Google Chrome has released Chrome version 87. In this new version, Google brings many new features and major improvements in the performance of Google Chrome.
This article mainly introduces the major security vulnerabilities fixed in Google Chrome 87, which theoretically affects all mainstream browsers.
NAT is network address translation, and operators usually assign us NAT private addresses, because the current lack of IPv4 addresses cannot assign public addresses.
The advantage of NAT address is that it can save resources without too many IPv4 addresses. The disadvantage is that this kind of private address is not conducive to optimizing network performance and P2P software transmission.
Of course, the NAT address has an additional advantage that when the user does not obtain a public network address, in principle, an attacker cannot initiate an attack remotely through the network.
For example, when our router has vulnerabilities and is exposed on the Internet using a public network address, the attacker can find the port to launch an attack through automated program scanning.
The vulnerability revealed this time can penetrate the firewall to bypass the NAT and break through the browser port restrictions. The attacker only needs to induce the user to visit a specific website.

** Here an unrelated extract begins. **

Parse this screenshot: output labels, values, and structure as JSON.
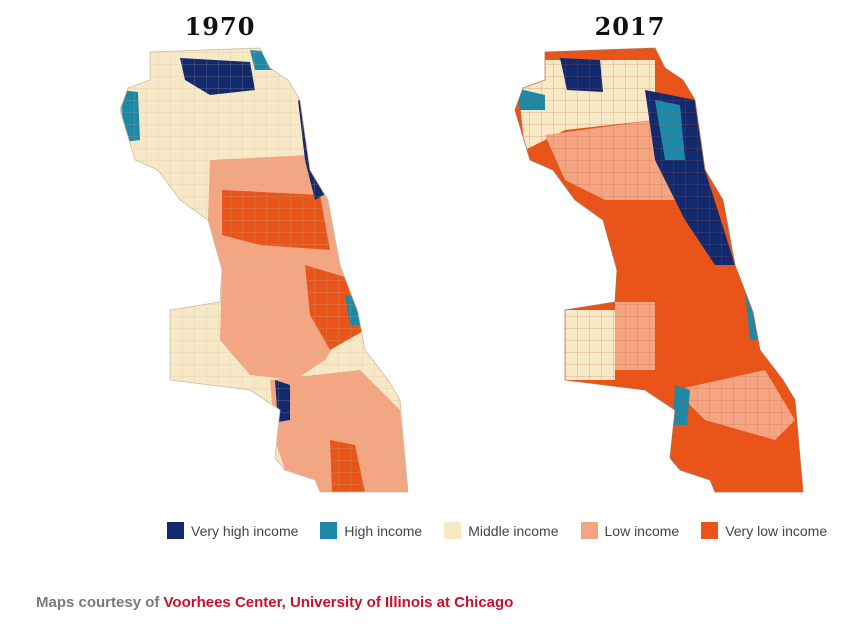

Although the stable version of Google Chrome fixes the problem, this is only a mitigation measure because it may not be able to completely solve the vulnerability for now.

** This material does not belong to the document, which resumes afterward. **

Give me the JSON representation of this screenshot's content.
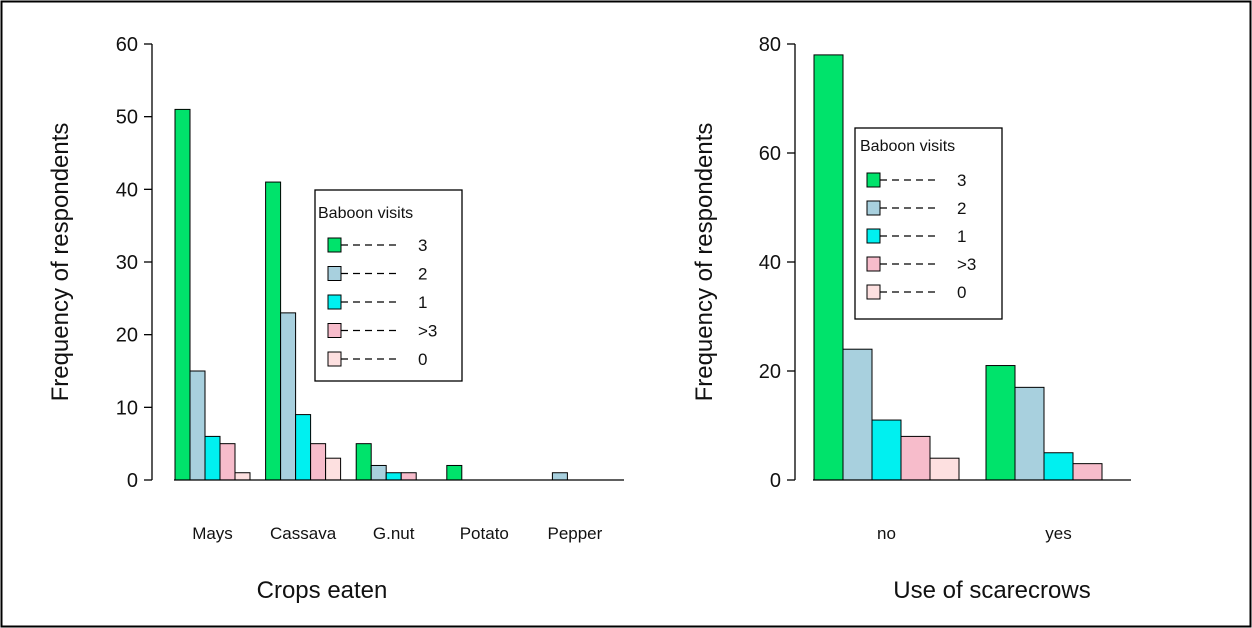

There are many ways to fix this security flaw, but no matter which is, it has a negative impact on users.
For example, you can disable the ALG link tracking mechanism in the router firewall NAT, but after disabling, the VoIP-type call function may not be available.
If SIP ALG is improved but SIP is only part of it, other ALGs will also expose problems, which is not easy for hardware equipment manufacturers to repair.
The researchers who discovered the vulnerability said that all protocols and functions are in compliance with the standard, but when they are combined together for complex interactions, a messy problem arises.
This update of Google Chrome can prevent attackers from using Google Chrome as a proxy to launch attacks. Google’s fix is to disable ports 5060 and 5061.
After disabling, theoretically, the attacker cannot use Google Chrome and these ports to bypass the firewall and NAT scheme and prevent the attacker from contacting the internal network.
However, disabling the port can only be a mitigation measure rather than the key to solving the problem, but for now, it can only do so and wait for the industry to discuss other fixes.
Mozilla and Apple have not yet released a fix, but the fix may be similar, and browser developers can only do this.